[Techtalk] Theory vs. practice
Julie
jockgrrl at austin.rr.com
Wed Jan 16 00:59:21 EST 2002
Jenn Vesperman wrote:
>
> On Wed, 2002-01-16 at 13:22, Julie wrote:
>
> > What I think of as "security bugs" is code like this --
> >
> > if (stat (file, blah) == 0 && blah.st_uid == me)
> > chown (file, me, new_group);
> >
> > where the fact that there is a race between the stat and the
> > chown exists.
>
> Except that there -shouldn't- be a race condition, because the
> conditional should be evaluated before the chown. If the conditional
> hasn't been evaluated, the code doesn't know whether to do the chown or
> not.
Jeff already gave away the answer, but that's more of a "security
bug" than
char buf[1024];
char prefix[1024];
char suffix[1024];
gets (prefix);
gets (suffix);
strcat (strcpy (buf, prefix), suffix);
which is a pretty garden-variety way of (mis-) coding a buffer
overflow.
Years ago the attitude was "Well, if the user enters a string
=that= long they get what they deserve!".

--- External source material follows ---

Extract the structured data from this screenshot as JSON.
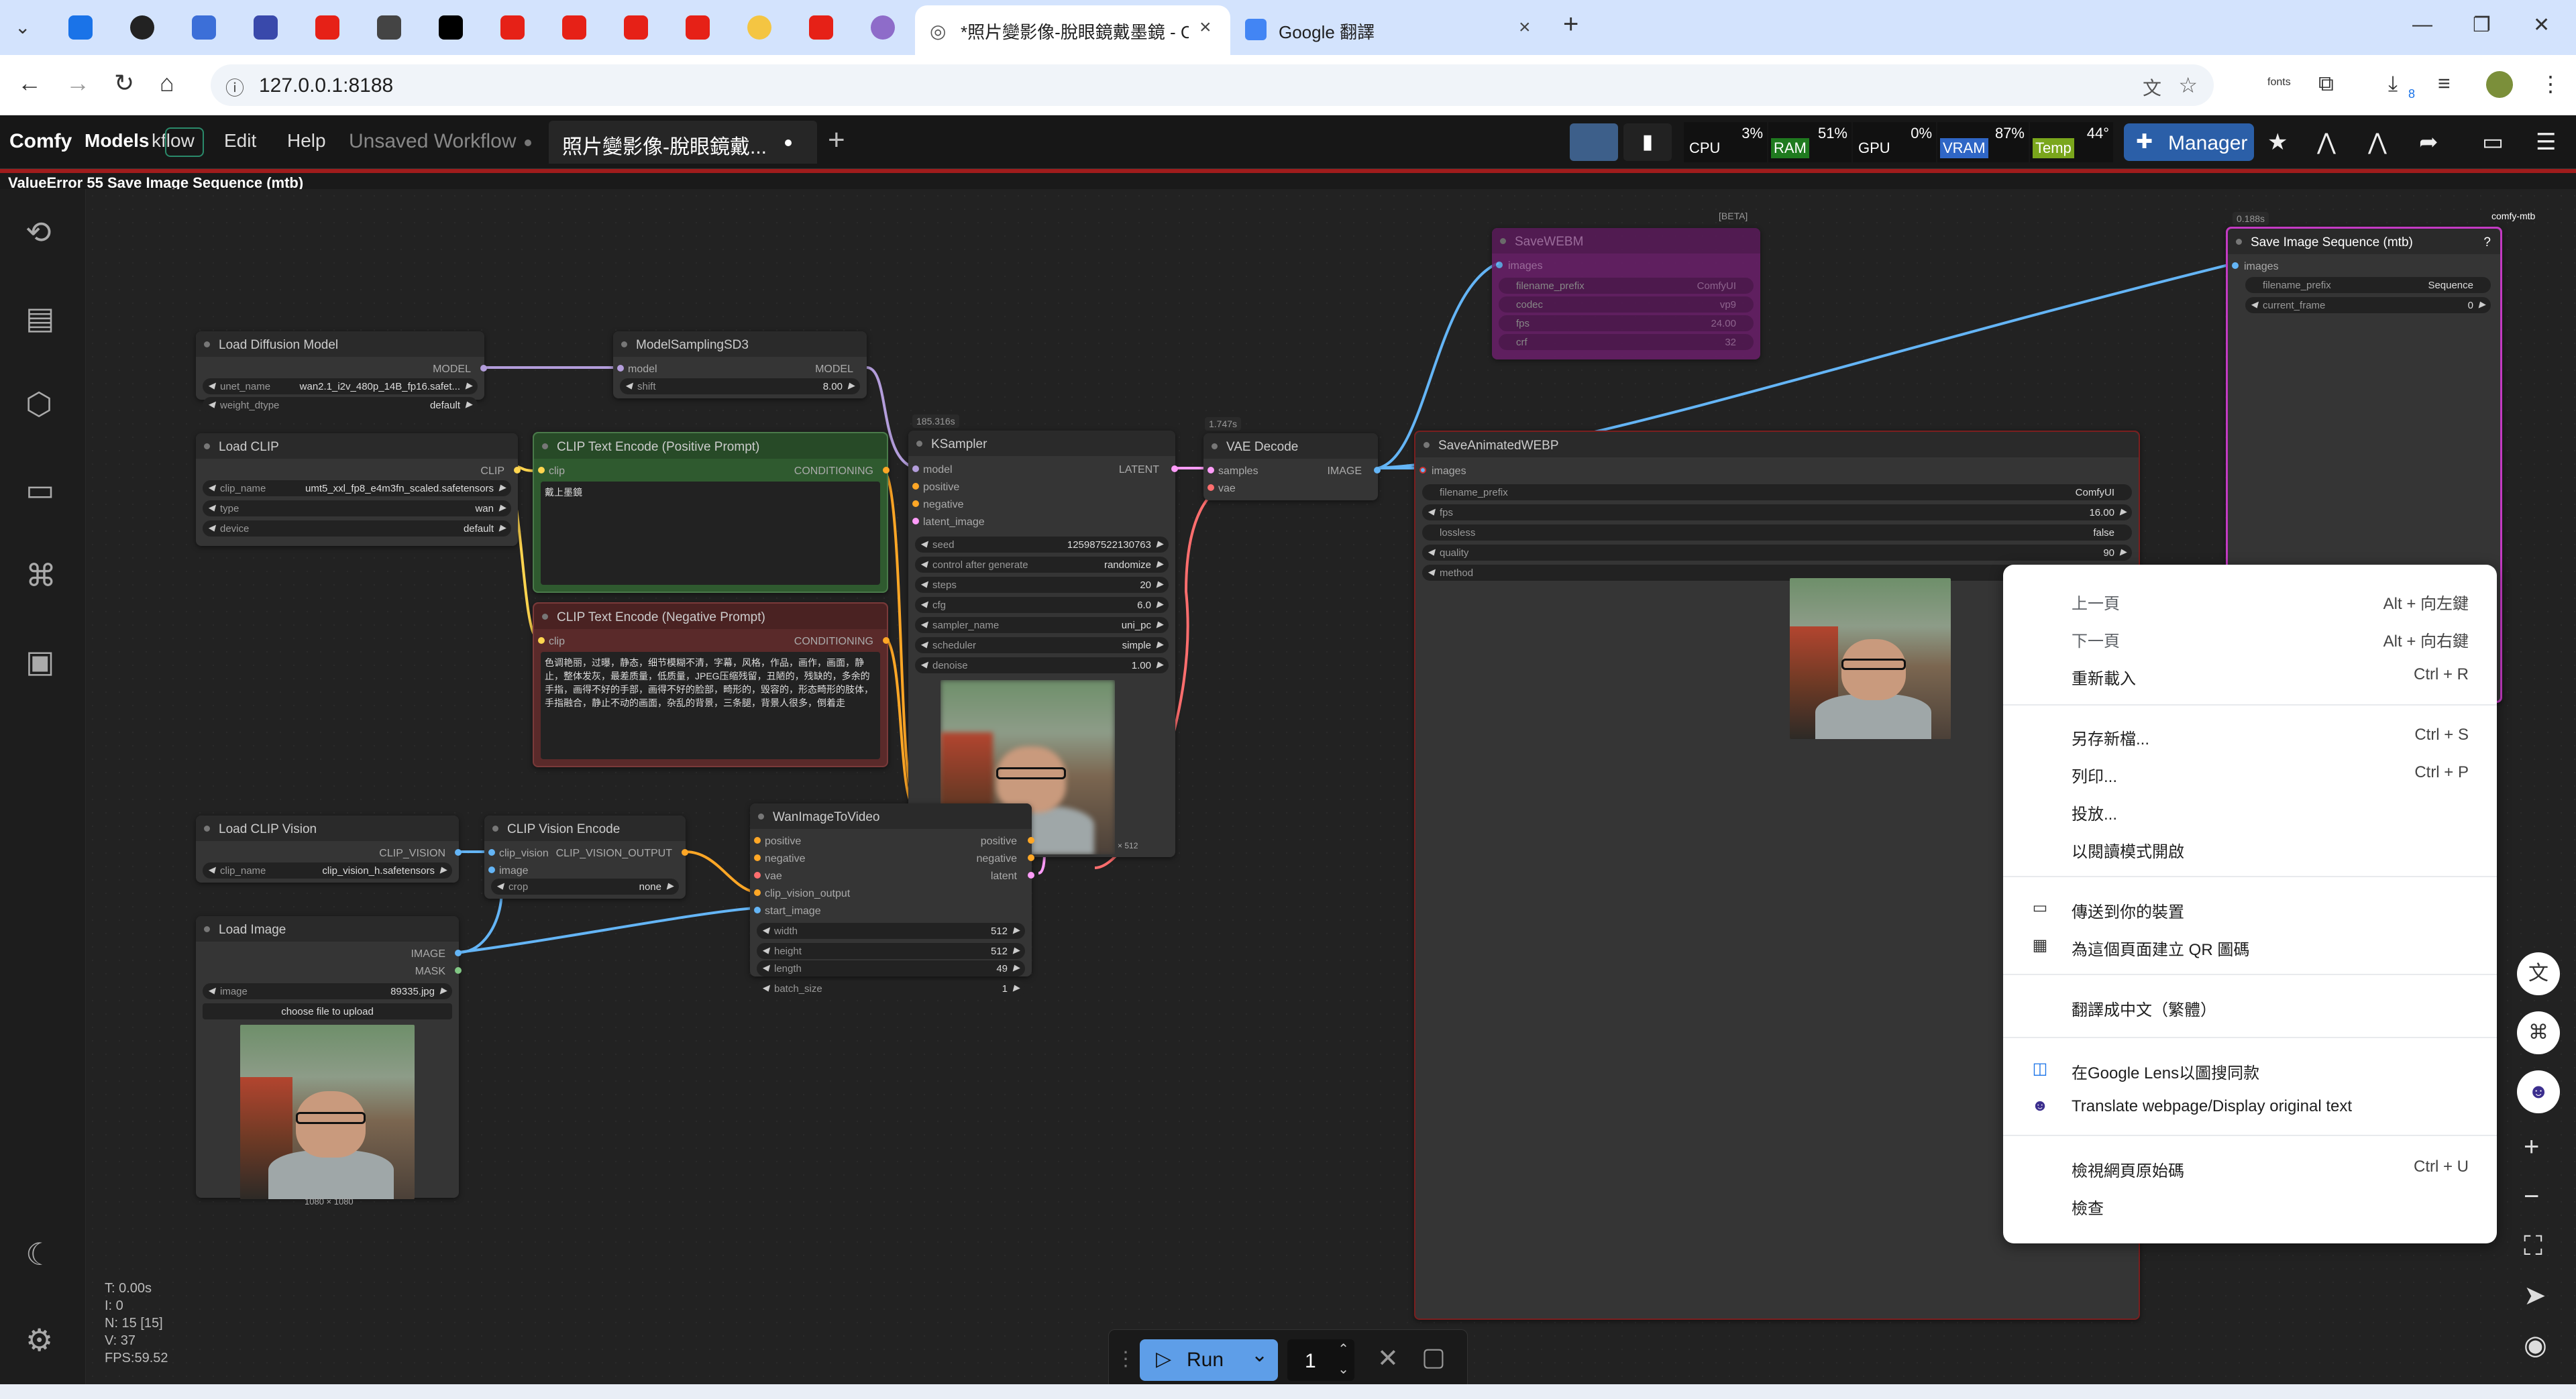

The problem is that coders very seldom consider all of the
various assumptions they are making. For example "No one is
going to type a 1K string!". Okay, if that's what you're
assuming, test for it.
char buf[2048];
char prefix[1024];
char suffix[1024];
char *cp;
if (! fgets (prefix, sizeof prefix, stdin) ||
! (cp = strrchr (prefix, '\n')))
return -1;
*cp = '\0';
if (! fgets (suffix, sizeof suffix, stdin) ||
! (cp = strrchr (suffix, '\n')))
return -1;
*cp = '\0';
strcat (strcpy (buf, prefix), suffix);
Look Ma, no buffer overflows ...
(The answer to file name race conditions is open(), fstat(),
fchmod(), fchown(), etc.)
--
Julianne Frances Haugh Life is either a daring adventure
jockgrrl at austin.rr.com or nothing at all.